The information below comes from the statement of deficiencies compiled by health inspectors and provided to AHCJ by the Centers for Medicare and Medicaid Services. It does not include the steps the hospital plans to take to fix the problem, known as a plan of correction. For that information, you should contact the hospital, your state health department or CMS. Accessing the document may require you to file a Freedom of Information Request. Information on doing so is available here.

Based on observation, record review and staff interview, the facility failed to ensure that drugs were administered according to physician's orders for 1 of 2 sampled patients, Patient #9.

The findings include:

On 12/11/2017 at 2:45 p.m., a medication observation was made with Employee A, a Registered Nurse for Patient #9. Employee A removed the 20 milliequivalent (MEQ) Potassium Chloride (KCL) medication from the dispenser and brought it to the patient's room. It was in powder form and the nurse mixed it in 120 cubic centimetres (CC) of water. The nurse stopped the patient's feeding (Osmolite continuous at 20 cc/hr) that was infusing through an orogastric tube (OGT). The nurse disconnected the tubing and checked placement by inserting 20 cc's of air into a syringe and pushing it through the OGT and listening with stethoscope to the abdomen at the same time. The nurse confirmed placement of the OGT. He did not check for residual at this time or flush the tubing with any water. He then removed the plunger from the syringe and poured about half of KCL mixture in the OGT tubing and allowed it to infuse by gravity. Then he poured in the remaining amount of mixture. He did not flush the tubing after the medication was finished.

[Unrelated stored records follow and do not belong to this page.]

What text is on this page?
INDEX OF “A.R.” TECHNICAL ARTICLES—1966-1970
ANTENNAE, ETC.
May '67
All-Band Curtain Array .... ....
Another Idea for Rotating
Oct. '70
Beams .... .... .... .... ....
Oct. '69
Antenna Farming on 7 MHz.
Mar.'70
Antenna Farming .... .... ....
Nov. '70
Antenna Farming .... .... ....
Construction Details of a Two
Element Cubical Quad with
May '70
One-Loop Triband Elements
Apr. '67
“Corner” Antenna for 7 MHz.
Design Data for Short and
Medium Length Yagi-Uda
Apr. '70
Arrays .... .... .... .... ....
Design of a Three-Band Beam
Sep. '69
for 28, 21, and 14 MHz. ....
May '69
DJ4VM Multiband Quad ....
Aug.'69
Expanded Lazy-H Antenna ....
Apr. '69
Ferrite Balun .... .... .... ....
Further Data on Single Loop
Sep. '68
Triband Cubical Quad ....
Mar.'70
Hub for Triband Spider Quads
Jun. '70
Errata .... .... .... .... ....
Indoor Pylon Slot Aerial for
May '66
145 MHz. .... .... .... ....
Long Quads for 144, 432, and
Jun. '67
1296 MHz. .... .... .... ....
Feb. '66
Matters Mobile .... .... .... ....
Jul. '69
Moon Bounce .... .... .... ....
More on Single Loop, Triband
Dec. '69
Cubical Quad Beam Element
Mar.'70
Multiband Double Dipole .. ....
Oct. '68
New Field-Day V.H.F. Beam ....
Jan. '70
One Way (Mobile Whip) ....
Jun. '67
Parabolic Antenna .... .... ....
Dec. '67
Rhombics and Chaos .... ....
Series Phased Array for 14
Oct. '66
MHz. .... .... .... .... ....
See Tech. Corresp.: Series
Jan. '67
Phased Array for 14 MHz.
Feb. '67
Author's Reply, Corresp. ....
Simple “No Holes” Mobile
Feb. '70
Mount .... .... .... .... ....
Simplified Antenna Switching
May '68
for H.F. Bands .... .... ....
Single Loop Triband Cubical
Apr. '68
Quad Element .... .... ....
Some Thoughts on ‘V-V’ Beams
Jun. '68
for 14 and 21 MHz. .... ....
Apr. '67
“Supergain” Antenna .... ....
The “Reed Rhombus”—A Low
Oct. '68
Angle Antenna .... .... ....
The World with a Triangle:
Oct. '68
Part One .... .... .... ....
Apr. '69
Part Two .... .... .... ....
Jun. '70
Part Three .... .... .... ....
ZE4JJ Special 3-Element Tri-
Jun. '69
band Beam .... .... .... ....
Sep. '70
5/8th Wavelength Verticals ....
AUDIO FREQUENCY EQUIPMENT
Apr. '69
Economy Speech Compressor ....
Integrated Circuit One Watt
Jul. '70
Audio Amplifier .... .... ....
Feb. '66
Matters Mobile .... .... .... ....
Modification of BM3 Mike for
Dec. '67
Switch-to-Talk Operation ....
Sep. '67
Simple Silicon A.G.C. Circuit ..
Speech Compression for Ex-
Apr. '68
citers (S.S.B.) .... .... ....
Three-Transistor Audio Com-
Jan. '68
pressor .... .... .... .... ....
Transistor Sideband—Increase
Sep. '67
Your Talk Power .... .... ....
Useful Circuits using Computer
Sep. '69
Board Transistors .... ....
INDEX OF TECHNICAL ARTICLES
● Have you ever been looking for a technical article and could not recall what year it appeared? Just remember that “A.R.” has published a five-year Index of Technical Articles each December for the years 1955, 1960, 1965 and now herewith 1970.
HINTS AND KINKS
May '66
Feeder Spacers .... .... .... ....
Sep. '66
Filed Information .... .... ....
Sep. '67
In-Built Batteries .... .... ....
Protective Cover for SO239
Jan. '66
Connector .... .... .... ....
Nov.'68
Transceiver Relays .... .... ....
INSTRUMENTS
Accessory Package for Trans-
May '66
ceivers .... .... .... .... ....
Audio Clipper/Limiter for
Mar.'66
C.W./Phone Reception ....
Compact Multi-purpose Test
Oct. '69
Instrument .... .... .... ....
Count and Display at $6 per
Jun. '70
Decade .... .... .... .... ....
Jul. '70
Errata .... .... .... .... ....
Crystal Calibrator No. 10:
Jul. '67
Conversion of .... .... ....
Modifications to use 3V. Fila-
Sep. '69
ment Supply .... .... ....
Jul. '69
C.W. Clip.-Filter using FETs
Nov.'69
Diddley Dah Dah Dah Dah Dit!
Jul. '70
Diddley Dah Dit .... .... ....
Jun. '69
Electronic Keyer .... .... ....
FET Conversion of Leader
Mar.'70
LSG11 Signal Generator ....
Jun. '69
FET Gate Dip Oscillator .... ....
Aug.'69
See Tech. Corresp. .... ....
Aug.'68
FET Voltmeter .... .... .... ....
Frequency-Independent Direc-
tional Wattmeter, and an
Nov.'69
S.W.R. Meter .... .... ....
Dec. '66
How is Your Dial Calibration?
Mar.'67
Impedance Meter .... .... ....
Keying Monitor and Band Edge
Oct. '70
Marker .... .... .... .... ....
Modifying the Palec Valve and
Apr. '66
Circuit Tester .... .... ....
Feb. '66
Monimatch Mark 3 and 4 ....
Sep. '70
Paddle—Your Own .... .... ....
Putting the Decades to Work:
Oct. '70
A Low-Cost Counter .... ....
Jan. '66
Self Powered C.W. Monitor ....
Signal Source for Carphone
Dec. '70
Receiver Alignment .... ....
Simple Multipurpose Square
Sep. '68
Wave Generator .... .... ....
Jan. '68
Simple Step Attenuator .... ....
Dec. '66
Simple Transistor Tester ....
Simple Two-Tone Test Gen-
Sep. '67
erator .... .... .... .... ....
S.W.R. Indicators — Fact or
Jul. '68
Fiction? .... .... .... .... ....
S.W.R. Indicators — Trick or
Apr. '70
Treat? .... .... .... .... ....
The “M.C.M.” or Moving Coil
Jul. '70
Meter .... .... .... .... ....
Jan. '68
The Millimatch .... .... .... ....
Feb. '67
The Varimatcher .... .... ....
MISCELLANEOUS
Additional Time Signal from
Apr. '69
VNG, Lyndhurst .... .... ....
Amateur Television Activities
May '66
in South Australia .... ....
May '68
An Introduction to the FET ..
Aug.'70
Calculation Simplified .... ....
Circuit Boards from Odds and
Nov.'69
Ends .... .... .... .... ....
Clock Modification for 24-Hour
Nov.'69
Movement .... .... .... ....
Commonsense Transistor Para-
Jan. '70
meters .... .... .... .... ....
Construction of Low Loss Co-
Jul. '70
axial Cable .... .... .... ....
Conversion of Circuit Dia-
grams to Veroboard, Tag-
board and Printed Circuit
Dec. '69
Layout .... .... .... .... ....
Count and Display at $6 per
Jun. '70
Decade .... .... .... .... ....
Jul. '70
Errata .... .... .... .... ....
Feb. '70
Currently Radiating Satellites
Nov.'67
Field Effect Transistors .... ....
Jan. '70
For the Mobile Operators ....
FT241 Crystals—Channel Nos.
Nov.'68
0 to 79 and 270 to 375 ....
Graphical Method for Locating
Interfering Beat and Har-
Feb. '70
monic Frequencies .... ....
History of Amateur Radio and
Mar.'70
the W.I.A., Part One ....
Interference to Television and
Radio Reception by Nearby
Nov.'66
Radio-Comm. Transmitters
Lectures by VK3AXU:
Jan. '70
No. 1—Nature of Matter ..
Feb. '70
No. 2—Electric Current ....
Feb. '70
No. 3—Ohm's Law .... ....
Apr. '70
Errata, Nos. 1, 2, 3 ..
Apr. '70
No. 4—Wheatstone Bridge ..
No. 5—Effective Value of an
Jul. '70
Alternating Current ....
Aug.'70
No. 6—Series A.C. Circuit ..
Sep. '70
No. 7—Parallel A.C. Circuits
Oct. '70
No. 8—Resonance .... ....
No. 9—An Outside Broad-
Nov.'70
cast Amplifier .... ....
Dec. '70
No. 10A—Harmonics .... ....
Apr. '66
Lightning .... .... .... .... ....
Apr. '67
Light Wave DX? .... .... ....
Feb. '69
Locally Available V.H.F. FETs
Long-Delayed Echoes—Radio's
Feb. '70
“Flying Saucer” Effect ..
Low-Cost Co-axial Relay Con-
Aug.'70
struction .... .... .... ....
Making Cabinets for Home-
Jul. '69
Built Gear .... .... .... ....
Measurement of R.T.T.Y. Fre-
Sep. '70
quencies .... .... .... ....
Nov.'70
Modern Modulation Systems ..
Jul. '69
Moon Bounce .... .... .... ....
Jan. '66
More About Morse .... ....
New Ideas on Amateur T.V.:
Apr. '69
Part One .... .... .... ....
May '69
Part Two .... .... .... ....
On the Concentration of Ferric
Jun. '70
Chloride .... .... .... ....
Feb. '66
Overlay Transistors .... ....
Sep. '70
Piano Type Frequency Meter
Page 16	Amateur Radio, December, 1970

On 12/11/2017 at 2:55 p.m., Employee A was interviewed. He confirmed he only checked for placement before administering the KCL through the OGT. He stated he did not check for residual at this time, because he checked it around noon. He confirmed he did not flush with water before or after medication administration. He stated he did not have to flush it with every medication administration.

Record Review for Patient #9 revealed on 12/4/2017 at 05:40 physician's order for KCL sliding scale, for a level between 3.5-3.7, give 20 meq. The Patient did have a KCL level of 3.7 on 12/11/2017 at 02:00.

Record review revealed a physician's order on 12/4/2017 at 9:26 a.m. for Orogastric tube, check gastric residual prior to gravity feeding and record. Flush with 50 cc's water before/after meds via PEG or NGT.

The facility's 8/2015 Nursing Tube Feedings (enteral Feedings), 7.12 Special Precautions revealed " Flush tube with 30 ML water if continuous flow is interrupted, for transfers, after meds, etc".

The Floor Manager for Patient #9 was interviewed on 12/12/2017 at 3:30 p.m. She stated she could not find a specific facility policy for the OGT, but it would have the same flush orders as an NG or PEG tubes. The physician's order on 12/4/2017 also should have included the OGT, not just the PEG or NGT tube.